Pernyataan Sikap PPI-G terhadap Kunjungan BEM-SI

Posted by PPIG on November 7, 2009 under PPI Groningen | Be the First to Comment

Perhimpunan Pelajar Indonesia di Groningen

Pernyataan Sikap Terhadap Program Studi Banding BEM-DIKTI
Tanggal 12 November 2009

Memperhatikan:
Aspirasi yang disampaikan Pelajar –Pelajar Indonesia di Groningen menanggapi rencana Studi Banding Badan Eksekutif Mahasiswa (BEM) se-Indonesia ke Belanda yang disponsori oleh Direktorat Jenderal Pendidikan Tinggi Departemen Pendidikan Nasional,

Menimbang:
• Bahwa Perhimpunan Pelajar Indonesia adalah merupakan sebuah himpunan yang tidak harus selalu memiliki satu suara.
• Tercetusnya dua usulan, yaitu menolak tegas (11%) dan menerima dengan catatan (89%)

Argumen Menolak tegas didasarkan pada alasan:

1. Penggunaan uang rakyat yang tidak ada manfaat timbal baliknya bagi kesejahteraan rakyat
2. Alasan tujuan studi banding ini terkesan klise, tidak relevan dengan upaya peningkatan kualitas perguruan tinggi di Indonesia menuju World Class University
3. Kurang tercerminnya tanggung jawab moral, nation-in-crisis di saat keadaan Indonesia yang baru saja mengalami bencana alam dan masih banyaknya masalah sosial yang belum dapat ditanggulangi.
4. PPIG tidak ingin dilibatkan secara moral maupun material dalam studi banding yang kontroversial ini.

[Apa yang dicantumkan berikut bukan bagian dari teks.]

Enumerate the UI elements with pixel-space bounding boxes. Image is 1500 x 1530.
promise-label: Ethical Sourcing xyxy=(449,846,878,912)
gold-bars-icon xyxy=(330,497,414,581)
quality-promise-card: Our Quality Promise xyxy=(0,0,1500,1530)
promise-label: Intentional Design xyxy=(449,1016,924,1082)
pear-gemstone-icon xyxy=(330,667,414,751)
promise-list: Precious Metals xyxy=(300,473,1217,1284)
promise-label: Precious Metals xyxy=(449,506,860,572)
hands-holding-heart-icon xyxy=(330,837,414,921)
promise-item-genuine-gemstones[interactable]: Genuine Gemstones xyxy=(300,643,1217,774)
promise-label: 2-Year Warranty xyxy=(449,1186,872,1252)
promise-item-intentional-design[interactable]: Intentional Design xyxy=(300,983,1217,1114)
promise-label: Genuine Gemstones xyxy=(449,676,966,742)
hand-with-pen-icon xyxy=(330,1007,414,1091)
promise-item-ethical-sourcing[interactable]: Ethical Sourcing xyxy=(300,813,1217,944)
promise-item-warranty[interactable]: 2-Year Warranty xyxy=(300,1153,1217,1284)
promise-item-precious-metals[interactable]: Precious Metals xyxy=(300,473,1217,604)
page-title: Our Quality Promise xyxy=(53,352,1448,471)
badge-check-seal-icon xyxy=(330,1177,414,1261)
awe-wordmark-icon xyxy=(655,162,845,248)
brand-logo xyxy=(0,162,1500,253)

Argumen Menerima dengan catatan, didasarkan pada alasan:

1. Praduga tak bersalah, fakta penghabisan dana anggaran pemerintah di bidang pendidikan belum dapat dibuktikan dengan kuat. Di sisi lain, tujuan program ini baik dan konstruktif.
2. Keberangkatan BEM se-Indonesia ke Belanda ini tidak dapat terelakkan lagi, semua persyaratan keberangkatan sudah dipenuhi. Sikap penolakan PPIG tidak akan menyebabkan batalnya keberangkatan BEM se-Indonesia ke Belanda.
3. Menerima kunjungan BEM se-Indonesia dan DIKTI adalah kesempatan untuk memberikan masukan dan saran terhadap studi banding ini. Sehingga DIKTI dapat melakukan evaluasi atas program ini di masa mendatang.
4. Harapan bahwa kunjungan ini akan memberikan nilai positif kepada para mahasiswa, salah satunya adalah memberikan motivasi untuk melanjutkan kuliah ke tingkat yang lebih tinggi. Dengan ini, diharapkan dapat memberikan kontribusi yang lebih besar lagi di kemudian hari.

Kesimpulan:

Pada prinsipnya, usulan untuk menolak studi banding didasarkan kepada ketidakjelasan program ini dalam hal relevansi tujuan, signifikansi studi banding bagi perguruan tinggi di Indonesia, dan pemanfaatan dana yang digunakan dalam studi banding ini. PPI-G berharap mendapatkan jawaban atas berbagai ketidakjelasan melalui diskusi dengan wakil dari Ditjen DIKTI selaku pengambil kebijakan sekaligus memberikan sumbang saran untuk perbaikan dalam merencanakan program serupa di kemudian hari.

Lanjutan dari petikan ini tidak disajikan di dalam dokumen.